SWAHTprint SWAHTeBook

No Comments

  1. Dez January 1, 2016 at 2:43 pm - Reply

    Why are Governments attracted to even enter negotiations/discussions with US and UK Companies with such appaling records and lack of any integrity. I just wonder how much generous lobbying goes on to open doors for such poor bets. I would love to know the names of all those who were first approached to open the flood gates to such low life companies to even get a look in. Appreciate like attracts like.

  2. David January 1, 2016 at 3:22 pm - Reply

    The tories? Well they would, wouldn’t they!

  3. Samuel Miller (@Hephaestus7) January 1, 2016 at 4:24 pm - Reply

    Matthew Oakley: “Benefit sanctions provide a vital backstop in the social security system for jobseekers.” (Independent review of the operation of Jobseeker’s Allowance sanctions validated by the Jobseekers Act 2013; Matthew Oakley, J u ly 2014, Foreword, page 4), and he appears to endorse—or at least raise no objections to—the life-threatening ESA (WRAG) cuts: ” Alongside existing cuts to the rate of Employment and Support Allowance (ESA) for claimants in the Work Related Activity Group, Iain Duncan Smith’s summer speech pointed towards significant further reform.” (Matthew Oakley: Five ways to help one million more disabled people into work | Conservative Home http://www.conservativehome.com/platform/2015/12/matthew-oakley-five-ways-to-help-one-million-more-disabled-people-into-work.html).

    My Twitter response to Matthew Oakley: @MJ_Oakley It is my firm belief that there will be an exponential increase in suicides if the proposed ESA (WRAG) c… http://twishort.com/epFjc.

    Matthew Oakley endorses the draconian policies of the DWP, which is why he was selected to author a report on JSA sanctions.

  4. paulrutherford8 January 1, 2016 at 4:37 pm - Reply

    I can never go abroad with any health cover because I can’t afford the insurance [specialised ‘disabled-friendly’ firms exist].

    No insurance company is going to take this on, unless the insurance is universally taken up on one’s first ever job, and forward through life.Privatised National Insurance.

    But yes, when it comes to making a claim, I should imagine there will be more than a little difficulty in getting a payout.

    And how the hell does a ‘Which?’ employee get a job in a think-tank… well, I suppose it is #ToryUK.

  5. joanna January 1, 2016 at 5:43 pm - Reply

    You should see the comments Mike, One of them is suggesting that picking up litter is a suitable job for people with emotional or personality problems What about agoraphobics? Also don’t offenders still do that as community payback? methinks being disabled is considered a criminal offence!

  6. AndyH January 1, 2016 at 6:49 pm - Reply

    What a ridiculous idea. Why does ‘modernising’ welfare involve abolishing it? Was the workhouse ‘modern’?

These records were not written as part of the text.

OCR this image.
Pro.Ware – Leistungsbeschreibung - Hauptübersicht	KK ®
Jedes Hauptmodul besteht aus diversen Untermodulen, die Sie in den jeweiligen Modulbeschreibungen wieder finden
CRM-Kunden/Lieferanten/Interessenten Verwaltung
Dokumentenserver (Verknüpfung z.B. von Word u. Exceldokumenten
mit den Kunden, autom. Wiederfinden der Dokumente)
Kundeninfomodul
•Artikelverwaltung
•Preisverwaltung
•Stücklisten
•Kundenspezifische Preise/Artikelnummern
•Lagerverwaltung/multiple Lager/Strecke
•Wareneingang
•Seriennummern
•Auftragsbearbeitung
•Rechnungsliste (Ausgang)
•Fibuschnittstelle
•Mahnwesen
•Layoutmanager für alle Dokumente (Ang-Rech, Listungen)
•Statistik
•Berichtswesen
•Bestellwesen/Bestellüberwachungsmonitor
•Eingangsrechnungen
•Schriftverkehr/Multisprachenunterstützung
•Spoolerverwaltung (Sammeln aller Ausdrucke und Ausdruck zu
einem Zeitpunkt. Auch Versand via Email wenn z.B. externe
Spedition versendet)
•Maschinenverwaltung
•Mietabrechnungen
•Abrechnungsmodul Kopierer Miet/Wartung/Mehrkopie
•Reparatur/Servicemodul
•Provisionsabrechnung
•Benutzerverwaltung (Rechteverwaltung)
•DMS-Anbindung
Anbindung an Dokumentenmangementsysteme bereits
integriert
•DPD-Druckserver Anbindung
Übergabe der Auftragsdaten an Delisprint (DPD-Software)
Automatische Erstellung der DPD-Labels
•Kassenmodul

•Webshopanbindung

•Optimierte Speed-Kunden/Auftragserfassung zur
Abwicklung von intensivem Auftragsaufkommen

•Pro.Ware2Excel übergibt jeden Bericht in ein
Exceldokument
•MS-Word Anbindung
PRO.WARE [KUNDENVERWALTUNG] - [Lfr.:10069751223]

  7. AndyH January 1, 2016 at 6:52 pm - Reply

    There were 2.5 million people on IB. It was claimed a ‘vigorous’ process would reduce those numbers to 1.5 million. There are now 2.5 million. Conclusion? There are actually 2.5 million sick people at any time – they are not the same people – but there is that amount of people. Why this reality is hard to accept is beyond me. Thanks for fighting Mike! Never give up, never stop voodooing Cameron!

    • Mike Sivier January 3, 2016 at 3:40 pm - Reply

      The problem is simply that they keep attacking the symptom and not the cause.
      If Government (of whatever colour) concentrated on eliminating the situations and circumstances that make people ill, those numbers would start to drop. But that’s not happening.

  8. mozzas01 January 2, 2016 at 5:06 am - Reply

    This can’t really come as any surprise.
    My research report, published in Jan 2015, has been accessed in excess of 500 times via ResearchGate so this has been predicted for a long time. Now the Tories will attempt to make it happen this Parliament .

    See: The influence of the private insurance industry on the UK welfare reforms:

    http://disability-studies.leeds.ac.uk/files/library/The%20influence%20of%20the%20private%20insurance%20industry%20%20-%20FINAL%20-%20Jan%202015.pdf

    • Mike Sivier January 2, 2016 at 2:10 pm - Reply

      I was hoping you would comment on this.
      I know there has also been a lively discussion on email. Perhaps some of those taking part in that would like to visit and offer their observations, also?